Furthermore, in the above embodiments, the ribs of the heat exchanger tubes are continuously formed in a spiral shape, but the present invention is limited to this. Even if the heat exchanger tube is formed intermittently, such as ribs provided at intervals like bamboo nodes, it has the characteristics of the present invention and satisfies the workability and heat exchange performance. Needless to say, it's a good thing.

〔Effect of the invention〕

As described above, according to the present invention, there is provided a heat exchanger tube with internal ribs that has a small risk of erosion occurring on the downstream side of the internal ribs, even in a heat exchanger tube through which a fluid containing a corrosive factor flows.
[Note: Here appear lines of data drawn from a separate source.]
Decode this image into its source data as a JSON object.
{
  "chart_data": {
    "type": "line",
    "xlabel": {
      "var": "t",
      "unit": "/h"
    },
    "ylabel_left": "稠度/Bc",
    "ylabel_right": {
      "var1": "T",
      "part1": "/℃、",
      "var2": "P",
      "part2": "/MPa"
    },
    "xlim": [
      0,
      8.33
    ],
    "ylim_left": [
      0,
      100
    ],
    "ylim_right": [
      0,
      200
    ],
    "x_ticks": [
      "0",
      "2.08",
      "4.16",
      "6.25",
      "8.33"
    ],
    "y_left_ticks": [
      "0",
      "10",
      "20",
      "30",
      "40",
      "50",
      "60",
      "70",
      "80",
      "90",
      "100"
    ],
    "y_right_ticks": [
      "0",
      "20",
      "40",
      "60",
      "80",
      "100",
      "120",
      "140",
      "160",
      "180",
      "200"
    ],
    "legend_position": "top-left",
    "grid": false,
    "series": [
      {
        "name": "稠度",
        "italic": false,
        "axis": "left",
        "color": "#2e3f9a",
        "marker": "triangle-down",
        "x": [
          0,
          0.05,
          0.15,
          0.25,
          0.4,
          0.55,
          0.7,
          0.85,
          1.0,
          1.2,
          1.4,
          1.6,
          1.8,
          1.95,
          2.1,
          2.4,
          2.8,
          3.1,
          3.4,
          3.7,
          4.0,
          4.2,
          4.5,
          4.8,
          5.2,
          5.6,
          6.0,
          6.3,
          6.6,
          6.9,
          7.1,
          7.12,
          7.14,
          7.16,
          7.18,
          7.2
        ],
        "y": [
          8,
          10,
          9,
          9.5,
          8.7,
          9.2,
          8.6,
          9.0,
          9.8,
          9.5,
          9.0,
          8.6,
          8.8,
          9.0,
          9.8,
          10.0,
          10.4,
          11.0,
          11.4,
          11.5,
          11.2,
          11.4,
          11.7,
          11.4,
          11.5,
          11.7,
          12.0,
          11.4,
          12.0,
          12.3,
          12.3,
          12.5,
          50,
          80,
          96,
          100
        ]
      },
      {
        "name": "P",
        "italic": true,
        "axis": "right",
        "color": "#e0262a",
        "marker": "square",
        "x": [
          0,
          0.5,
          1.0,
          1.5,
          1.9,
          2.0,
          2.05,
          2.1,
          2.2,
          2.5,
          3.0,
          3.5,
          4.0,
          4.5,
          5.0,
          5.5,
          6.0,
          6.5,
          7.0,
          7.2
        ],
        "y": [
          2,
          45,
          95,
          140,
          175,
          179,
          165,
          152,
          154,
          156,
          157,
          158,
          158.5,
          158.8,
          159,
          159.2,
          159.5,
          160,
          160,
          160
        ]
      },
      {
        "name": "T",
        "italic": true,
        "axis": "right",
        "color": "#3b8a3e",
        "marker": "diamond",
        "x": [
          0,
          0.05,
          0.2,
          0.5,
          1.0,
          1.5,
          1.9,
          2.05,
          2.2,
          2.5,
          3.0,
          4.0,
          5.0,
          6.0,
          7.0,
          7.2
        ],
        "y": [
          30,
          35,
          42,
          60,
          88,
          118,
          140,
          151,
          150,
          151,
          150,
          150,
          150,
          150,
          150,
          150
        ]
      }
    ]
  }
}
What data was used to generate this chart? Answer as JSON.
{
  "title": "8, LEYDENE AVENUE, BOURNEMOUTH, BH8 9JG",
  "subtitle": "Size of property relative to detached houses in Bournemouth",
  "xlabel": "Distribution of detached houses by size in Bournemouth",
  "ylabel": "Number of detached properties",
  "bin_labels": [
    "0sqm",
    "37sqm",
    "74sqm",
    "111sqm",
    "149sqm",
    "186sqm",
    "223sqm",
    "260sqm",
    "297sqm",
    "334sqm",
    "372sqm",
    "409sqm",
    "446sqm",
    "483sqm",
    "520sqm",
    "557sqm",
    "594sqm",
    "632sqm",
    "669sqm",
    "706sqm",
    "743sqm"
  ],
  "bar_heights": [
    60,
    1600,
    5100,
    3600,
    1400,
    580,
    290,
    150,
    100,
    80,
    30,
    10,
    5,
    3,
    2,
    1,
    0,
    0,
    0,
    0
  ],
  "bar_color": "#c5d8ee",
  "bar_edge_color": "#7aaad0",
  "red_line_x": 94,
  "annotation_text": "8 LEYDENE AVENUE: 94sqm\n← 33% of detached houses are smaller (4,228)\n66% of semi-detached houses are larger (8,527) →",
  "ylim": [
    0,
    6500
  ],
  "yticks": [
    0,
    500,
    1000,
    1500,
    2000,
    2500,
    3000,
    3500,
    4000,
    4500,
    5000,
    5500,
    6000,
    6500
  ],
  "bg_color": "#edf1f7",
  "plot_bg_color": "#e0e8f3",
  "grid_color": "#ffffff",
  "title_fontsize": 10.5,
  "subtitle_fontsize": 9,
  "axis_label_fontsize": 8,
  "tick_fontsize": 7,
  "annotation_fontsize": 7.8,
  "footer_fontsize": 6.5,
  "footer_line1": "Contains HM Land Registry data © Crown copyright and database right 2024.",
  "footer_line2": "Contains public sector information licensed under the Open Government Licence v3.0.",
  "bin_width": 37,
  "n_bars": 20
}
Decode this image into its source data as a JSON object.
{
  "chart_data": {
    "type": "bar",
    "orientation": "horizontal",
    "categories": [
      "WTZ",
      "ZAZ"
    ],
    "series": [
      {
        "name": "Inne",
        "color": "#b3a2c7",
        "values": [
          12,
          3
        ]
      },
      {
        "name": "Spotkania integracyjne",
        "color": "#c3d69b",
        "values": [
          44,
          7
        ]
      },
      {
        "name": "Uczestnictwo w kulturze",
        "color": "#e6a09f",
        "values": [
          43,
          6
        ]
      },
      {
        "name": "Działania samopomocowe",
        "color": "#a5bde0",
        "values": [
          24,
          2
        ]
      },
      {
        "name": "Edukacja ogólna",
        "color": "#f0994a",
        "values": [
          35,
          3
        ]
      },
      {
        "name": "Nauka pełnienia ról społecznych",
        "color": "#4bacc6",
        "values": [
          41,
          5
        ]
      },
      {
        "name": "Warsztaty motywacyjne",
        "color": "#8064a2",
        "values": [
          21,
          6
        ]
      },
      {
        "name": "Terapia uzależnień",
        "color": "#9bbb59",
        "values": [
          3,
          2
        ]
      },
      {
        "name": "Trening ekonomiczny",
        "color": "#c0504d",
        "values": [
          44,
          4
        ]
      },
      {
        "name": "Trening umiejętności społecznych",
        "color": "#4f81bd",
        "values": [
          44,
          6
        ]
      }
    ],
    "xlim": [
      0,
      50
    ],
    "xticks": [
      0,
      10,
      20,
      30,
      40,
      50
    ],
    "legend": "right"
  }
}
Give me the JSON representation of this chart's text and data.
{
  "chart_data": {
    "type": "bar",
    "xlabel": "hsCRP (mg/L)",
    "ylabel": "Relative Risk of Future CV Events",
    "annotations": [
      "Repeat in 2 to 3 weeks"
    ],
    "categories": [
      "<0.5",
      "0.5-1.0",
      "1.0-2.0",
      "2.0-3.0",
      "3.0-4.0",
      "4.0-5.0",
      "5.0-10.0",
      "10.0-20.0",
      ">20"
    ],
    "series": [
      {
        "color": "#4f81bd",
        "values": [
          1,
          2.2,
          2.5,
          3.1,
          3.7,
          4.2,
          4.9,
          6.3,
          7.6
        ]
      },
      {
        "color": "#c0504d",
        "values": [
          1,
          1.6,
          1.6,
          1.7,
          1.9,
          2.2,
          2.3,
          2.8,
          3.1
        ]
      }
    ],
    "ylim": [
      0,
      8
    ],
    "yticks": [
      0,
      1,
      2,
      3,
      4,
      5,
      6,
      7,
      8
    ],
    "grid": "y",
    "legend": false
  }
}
It is possible to maintain high heat transfer performance for a long period of time.

[Brief explanation of the drawing]

Fig. 1 is a schematic partial cross-sectional configuration diagram showing the refrigeration cycle of a typical centrifugal refrigerator, Fig. 2 is a sectional view of a conventional heat exchanger tube with internal ribs, and Fig. 3 is a conventional symmetrical ribbed heat transfer tube. 4 is a cross-sectional view of a heat exchanger tube with internal ribs according to an embodiment of the present invention, and FIG. 5 is a cross-sectional view of a main part showing a cross-sectional shape of the ribs in FIG. 4. It is a diagram. 6′...Heat transfer tube, ]0...Rib, 11...Protrusion,
lla... Gradient.

Claims (1)

[Claims] 1. In a heat exchanger tube with internal ribs provided on the inner surface of the tube through which a fluid containing a corrosion factor flows, ribs that are not parallel to the flow direction of the fluid, the cross-sectional shape of the ribs on a cross section parallel to the tube axis is . A heat exchanger tube with internal ribs, characterized in that a protrusion shape having a gentle slope is formed on the downstream side of the rib with respect to the flow direction of the fluid, the protrusion shape being used to prevent the generation of double lotion.